Computational Invariant Theory written by Harm Derksen and has been published by Springer this book supported file pdf, txt, epub, kindle and other format this book has been release on 2015-12-23 with Mathematics categories.

This book is about the computational aspects of invariant theory. Of central interest is the question how the invariant ring of a given group action can be calculated. Algorithms for this purpose form the main pillars around which the book is built. There are two introductory chapters, one on Gröbner basis methods and one on the basic concepts of invariant theory, which prepare the ground for the algorithms. Then algorithms for computing invariants of finite and reductive groups are discussed. Particular emphasis lies on interrelations between structural properties of invariant rings and computational methods. Finally, the book contains a chapter on applications of invariant theory, covering fields as disparate as graph theory, coding theory, dynamical systems, and computer vision.

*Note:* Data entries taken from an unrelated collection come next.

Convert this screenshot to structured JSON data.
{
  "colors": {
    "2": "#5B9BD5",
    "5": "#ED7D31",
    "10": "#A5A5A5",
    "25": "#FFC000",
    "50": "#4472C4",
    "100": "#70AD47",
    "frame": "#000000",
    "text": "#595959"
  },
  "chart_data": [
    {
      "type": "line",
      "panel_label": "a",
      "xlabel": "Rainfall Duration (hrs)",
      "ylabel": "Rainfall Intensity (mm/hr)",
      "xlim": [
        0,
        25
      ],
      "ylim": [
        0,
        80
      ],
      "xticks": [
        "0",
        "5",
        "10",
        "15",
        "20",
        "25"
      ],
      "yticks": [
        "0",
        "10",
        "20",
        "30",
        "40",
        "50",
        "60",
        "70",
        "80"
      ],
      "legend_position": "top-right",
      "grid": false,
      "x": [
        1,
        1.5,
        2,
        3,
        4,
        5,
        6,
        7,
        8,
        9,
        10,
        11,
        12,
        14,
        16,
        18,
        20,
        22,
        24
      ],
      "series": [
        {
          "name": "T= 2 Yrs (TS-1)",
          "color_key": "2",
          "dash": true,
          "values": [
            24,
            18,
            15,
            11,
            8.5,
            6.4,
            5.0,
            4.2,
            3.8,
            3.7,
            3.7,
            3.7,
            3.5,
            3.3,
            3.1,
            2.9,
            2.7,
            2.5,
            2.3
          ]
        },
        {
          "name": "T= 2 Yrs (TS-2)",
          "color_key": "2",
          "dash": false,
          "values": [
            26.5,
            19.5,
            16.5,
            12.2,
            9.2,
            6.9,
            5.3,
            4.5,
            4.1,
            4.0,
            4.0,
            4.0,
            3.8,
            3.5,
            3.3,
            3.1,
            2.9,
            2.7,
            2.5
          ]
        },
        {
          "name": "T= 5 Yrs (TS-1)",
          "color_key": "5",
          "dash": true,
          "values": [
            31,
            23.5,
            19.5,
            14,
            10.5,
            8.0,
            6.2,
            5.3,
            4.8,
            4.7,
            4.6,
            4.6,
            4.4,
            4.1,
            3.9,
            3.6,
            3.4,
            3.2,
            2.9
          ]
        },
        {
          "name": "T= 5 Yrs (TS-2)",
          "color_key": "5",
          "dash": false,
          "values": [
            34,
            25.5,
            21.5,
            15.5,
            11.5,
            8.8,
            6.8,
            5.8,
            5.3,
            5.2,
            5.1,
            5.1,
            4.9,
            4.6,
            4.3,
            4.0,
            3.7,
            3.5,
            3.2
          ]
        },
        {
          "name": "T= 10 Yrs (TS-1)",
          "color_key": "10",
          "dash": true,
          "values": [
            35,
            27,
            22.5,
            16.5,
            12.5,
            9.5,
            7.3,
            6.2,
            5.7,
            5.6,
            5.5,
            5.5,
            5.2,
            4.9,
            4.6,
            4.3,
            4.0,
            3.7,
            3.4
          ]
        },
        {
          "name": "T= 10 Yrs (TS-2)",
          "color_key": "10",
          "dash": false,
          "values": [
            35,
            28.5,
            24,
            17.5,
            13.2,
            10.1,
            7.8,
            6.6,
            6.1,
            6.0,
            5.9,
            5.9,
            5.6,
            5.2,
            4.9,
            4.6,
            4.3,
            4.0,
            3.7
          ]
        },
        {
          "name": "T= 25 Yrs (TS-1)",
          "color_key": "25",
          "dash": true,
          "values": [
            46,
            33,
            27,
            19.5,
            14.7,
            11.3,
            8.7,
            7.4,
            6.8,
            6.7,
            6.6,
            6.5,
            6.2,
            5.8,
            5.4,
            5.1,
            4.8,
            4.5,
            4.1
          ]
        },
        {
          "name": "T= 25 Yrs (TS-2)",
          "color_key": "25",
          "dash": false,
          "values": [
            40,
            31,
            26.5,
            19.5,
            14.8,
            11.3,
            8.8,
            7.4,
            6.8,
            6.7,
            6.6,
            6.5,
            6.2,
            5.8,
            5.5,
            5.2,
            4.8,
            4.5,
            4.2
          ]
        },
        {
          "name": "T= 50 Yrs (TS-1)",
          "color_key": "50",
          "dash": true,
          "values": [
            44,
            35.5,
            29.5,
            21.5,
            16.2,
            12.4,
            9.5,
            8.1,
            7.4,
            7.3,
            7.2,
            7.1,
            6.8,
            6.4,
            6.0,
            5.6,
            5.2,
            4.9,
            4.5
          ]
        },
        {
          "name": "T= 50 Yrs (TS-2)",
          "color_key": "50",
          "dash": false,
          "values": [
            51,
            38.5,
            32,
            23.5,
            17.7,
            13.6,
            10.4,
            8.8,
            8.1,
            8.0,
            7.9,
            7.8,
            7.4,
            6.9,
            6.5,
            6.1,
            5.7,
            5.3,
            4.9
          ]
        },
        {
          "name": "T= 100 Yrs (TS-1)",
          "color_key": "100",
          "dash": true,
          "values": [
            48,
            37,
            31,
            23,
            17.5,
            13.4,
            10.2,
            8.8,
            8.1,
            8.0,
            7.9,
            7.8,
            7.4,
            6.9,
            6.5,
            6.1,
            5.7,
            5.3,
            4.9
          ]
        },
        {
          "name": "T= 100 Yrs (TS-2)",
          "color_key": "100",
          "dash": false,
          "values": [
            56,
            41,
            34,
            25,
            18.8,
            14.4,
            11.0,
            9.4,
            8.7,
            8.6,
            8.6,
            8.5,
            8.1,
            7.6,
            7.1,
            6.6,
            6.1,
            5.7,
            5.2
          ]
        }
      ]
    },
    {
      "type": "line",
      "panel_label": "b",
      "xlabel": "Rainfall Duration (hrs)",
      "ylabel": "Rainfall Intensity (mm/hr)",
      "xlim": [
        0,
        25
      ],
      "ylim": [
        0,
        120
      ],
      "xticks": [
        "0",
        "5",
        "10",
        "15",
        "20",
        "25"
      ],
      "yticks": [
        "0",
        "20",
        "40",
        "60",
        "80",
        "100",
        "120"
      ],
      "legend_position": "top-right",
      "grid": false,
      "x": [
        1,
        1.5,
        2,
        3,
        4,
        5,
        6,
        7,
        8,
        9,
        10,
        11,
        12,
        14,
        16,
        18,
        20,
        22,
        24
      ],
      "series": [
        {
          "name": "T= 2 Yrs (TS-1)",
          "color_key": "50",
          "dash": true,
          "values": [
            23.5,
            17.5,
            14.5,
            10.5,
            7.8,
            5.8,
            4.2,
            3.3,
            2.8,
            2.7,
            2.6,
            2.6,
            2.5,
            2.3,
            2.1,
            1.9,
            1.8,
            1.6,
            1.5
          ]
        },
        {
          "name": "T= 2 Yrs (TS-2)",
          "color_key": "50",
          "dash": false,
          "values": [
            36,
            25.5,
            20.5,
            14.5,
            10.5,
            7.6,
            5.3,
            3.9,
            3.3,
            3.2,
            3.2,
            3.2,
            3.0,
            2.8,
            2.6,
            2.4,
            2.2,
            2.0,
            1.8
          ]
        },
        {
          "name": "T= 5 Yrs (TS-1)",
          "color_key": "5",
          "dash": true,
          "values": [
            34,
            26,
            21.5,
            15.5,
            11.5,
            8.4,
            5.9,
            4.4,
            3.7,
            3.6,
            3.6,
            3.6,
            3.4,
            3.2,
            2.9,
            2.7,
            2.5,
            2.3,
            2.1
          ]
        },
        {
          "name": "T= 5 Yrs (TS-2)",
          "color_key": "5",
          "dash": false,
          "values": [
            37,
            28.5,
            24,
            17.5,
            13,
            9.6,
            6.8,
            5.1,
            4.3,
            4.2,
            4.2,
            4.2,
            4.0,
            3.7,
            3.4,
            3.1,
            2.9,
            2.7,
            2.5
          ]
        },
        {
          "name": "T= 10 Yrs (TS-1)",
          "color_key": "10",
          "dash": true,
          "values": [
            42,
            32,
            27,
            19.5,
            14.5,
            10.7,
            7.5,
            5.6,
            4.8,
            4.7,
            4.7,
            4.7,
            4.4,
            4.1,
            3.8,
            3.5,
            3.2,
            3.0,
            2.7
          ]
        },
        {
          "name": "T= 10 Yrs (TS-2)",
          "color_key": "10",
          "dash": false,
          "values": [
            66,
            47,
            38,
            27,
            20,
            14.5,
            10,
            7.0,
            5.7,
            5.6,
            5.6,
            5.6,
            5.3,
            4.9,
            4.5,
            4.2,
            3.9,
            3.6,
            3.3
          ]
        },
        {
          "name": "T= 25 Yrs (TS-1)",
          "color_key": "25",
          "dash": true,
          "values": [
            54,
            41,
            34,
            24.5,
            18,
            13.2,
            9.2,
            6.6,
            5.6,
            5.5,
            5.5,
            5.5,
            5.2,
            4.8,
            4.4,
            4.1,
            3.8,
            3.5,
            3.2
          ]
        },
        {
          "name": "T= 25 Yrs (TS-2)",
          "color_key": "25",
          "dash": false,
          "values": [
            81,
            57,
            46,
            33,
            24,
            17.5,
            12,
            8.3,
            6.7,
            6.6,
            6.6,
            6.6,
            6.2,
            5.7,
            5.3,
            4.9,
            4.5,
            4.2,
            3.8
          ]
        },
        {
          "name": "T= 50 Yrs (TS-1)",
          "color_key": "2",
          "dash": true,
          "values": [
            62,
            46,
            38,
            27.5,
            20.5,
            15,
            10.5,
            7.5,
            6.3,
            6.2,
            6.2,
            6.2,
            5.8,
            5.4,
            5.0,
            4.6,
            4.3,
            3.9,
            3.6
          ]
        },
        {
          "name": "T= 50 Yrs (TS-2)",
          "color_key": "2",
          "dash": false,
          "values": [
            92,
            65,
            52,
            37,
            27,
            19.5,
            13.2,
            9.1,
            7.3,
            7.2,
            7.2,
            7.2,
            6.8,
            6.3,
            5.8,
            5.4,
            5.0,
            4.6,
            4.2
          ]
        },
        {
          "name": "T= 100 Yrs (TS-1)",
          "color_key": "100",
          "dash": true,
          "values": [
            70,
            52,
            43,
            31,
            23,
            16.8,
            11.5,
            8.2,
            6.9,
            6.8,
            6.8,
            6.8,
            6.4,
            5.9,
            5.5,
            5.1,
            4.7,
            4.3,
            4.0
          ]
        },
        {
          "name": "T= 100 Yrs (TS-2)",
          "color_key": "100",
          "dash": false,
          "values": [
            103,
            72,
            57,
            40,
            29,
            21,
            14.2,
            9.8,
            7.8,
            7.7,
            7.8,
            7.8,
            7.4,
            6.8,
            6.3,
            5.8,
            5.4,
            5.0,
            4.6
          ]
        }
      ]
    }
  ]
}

The book is intended for postgraduate students as well as researchers in geometry, computer algebra, and, of course, invariant theory. The text is enriched with numerous explicit examples which illustrate the theory and should be of more than passing interest. More than ten years after the first publication of the book, the second edition now provides a major update and covers many recent developments in the field. Among the roughly 100 added pages there are two appendices, authored by Vladimi r Popov, and an addendum by Norbert A'Campo and Vladimir Popov.